Here, you’ll find some themes that are similar, though this time the plot is a true story. Richard Loving (Edgerton) is an ordinary man who just wants to live an ordinary life with the wife he loves. But Mildred (Negga) is black, and so they are arrested after marrying and have to face jail time or being evicted from the state and the arms of their family, if they want to be together. The story of the Loving family and their fight to be together goes on for years, and has to be fought all the way to the Supreme Court.
What’s wonderful about this film is that they just want to be together, there’s no grandstanding or attention seeking about them, and there’s no sense that they’re not a team, a true partnership.
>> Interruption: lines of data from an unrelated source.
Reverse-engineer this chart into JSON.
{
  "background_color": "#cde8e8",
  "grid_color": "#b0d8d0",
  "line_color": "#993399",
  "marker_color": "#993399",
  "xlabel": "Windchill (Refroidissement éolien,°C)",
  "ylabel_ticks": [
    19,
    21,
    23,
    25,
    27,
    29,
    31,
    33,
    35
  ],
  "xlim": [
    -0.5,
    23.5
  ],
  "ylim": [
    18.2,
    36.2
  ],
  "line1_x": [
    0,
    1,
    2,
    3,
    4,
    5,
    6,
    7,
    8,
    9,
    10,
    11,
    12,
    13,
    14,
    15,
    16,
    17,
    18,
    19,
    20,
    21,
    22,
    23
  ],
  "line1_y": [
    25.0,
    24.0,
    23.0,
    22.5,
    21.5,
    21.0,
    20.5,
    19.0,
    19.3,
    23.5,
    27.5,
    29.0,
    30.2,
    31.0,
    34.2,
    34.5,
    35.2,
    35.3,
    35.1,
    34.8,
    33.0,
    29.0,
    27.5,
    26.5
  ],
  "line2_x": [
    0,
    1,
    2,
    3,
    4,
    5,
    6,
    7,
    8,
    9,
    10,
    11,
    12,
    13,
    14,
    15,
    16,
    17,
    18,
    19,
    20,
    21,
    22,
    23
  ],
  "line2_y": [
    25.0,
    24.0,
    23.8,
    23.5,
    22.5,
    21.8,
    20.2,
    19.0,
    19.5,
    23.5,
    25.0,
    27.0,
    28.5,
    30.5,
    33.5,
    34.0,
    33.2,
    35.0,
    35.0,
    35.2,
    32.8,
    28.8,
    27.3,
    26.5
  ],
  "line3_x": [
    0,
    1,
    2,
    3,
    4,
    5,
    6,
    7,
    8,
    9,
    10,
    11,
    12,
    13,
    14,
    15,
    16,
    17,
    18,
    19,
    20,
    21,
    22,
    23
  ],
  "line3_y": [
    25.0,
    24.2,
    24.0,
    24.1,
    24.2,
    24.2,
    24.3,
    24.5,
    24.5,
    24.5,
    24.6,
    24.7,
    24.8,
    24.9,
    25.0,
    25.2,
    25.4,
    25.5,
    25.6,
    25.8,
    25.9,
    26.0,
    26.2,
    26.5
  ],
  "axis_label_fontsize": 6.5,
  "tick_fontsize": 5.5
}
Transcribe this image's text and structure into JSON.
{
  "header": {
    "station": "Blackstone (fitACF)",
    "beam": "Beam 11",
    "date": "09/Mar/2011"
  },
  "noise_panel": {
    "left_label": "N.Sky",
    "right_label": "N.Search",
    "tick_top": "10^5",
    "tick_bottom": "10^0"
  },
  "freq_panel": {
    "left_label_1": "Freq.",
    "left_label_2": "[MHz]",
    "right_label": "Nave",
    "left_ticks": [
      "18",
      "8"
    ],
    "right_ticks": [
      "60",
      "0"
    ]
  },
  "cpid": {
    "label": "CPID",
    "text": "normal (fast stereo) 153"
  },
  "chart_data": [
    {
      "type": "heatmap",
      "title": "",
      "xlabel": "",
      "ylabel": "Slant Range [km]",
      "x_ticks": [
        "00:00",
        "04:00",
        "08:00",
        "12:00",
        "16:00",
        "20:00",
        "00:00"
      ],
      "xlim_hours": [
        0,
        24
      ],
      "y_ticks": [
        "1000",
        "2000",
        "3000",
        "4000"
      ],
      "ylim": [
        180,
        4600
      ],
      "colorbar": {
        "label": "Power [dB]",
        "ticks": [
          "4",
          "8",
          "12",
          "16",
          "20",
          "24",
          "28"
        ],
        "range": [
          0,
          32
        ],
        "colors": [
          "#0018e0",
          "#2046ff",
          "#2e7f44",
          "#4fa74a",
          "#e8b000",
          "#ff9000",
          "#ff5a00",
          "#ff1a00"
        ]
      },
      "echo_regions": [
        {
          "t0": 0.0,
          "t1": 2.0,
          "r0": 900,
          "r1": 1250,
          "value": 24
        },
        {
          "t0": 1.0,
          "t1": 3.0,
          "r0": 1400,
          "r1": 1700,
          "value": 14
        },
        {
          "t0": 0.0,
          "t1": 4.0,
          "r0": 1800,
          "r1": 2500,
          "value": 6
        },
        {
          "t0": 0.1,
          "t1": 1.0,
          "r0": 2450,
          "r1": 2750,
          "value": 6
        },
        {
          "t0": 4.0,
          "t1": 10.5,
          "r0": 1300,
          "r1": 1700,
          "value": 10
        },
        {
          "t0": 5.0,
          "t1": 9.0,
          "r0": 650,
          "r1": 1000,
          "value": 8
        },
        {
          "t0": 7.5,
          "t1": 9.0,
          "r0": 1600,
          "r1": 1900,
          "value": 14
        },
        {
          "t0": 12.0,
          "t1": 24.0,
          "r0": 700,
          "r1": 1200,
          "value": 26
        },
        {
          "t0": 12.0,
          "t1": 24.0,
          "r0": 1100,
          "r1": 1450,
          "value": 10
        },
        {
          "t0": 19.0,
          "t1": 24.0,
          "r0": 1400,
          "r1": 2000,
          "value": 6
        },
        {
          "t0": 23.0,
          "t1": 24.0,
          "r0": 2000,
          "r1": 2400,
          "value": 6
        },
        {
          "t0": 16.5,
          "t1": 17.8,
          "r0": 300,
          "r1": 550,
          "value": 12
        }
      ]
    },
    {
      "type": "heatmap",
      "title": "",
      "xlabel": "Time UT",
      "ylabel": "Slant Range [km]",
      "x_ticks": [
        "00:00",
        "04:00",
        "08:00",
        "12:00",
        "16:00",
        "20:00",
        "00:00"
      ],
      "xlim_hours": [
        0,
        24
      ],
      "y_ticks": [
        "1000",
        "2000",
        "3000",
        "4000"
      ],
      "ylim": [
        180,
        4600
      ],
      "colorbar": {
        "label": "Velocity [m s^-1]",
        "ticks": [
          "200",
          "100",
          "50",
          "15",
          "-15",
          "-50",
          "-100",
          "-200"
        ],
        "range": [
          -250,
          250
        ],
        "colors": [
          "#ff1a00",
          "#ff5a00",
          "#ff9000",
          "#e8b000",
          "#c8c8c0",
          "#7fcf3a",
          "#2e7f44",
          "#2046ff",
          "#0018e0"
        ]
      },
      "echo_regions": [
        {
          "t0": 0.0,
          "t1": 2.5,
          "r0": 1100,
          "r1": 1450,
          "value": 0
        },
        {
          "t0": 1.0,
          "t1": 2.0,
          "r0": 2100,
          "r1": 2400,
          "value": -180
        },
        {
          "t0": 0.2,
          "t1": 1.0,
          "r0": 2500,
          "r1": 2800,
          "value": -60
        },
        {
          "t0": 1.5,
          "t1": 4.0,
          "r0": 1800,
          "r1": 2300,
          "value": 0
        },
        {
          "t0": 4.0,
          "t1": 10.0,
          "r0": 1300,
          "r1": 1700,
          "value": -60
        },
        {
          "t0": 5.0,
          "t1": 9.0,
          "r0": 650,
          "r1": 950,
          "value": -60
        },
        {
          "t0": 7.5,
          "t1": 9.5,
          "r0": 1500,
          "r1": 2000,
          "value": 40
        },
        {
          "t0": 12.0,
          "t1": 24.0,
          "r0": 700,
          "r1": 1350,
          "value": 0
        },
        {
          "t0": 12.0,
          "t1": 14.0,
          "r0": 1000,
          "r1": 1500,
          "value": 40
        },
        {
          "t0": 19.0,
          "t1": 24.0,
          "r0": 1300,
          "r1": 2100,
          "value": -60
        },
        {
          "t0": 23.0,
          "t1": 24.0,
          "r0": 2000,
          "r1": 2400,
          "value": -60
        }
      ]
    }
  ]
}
They’re not interested in making a case, they’re interested in being together. It’s a portrait of a true romance, one that has a lot to endure. Like many Nichols characters, they’re down to earth people. They don’t make big speeches, but they’re beautiful and ordinary, loving and living lives under extraordinary circumstances. And like many of Nichols protagonists, Richard is a man of few words.
Beautiful performances, heartfelt and sad, this is a story of a couple, and the changing face of America in the 50’s, and it’s a beautiful story, well told.
See It If: If you haven’t seen Jeff Nichols films before, this is a great one to start out with, and then I suggest you go back and watch some of his others, he’s one of my favourite directors.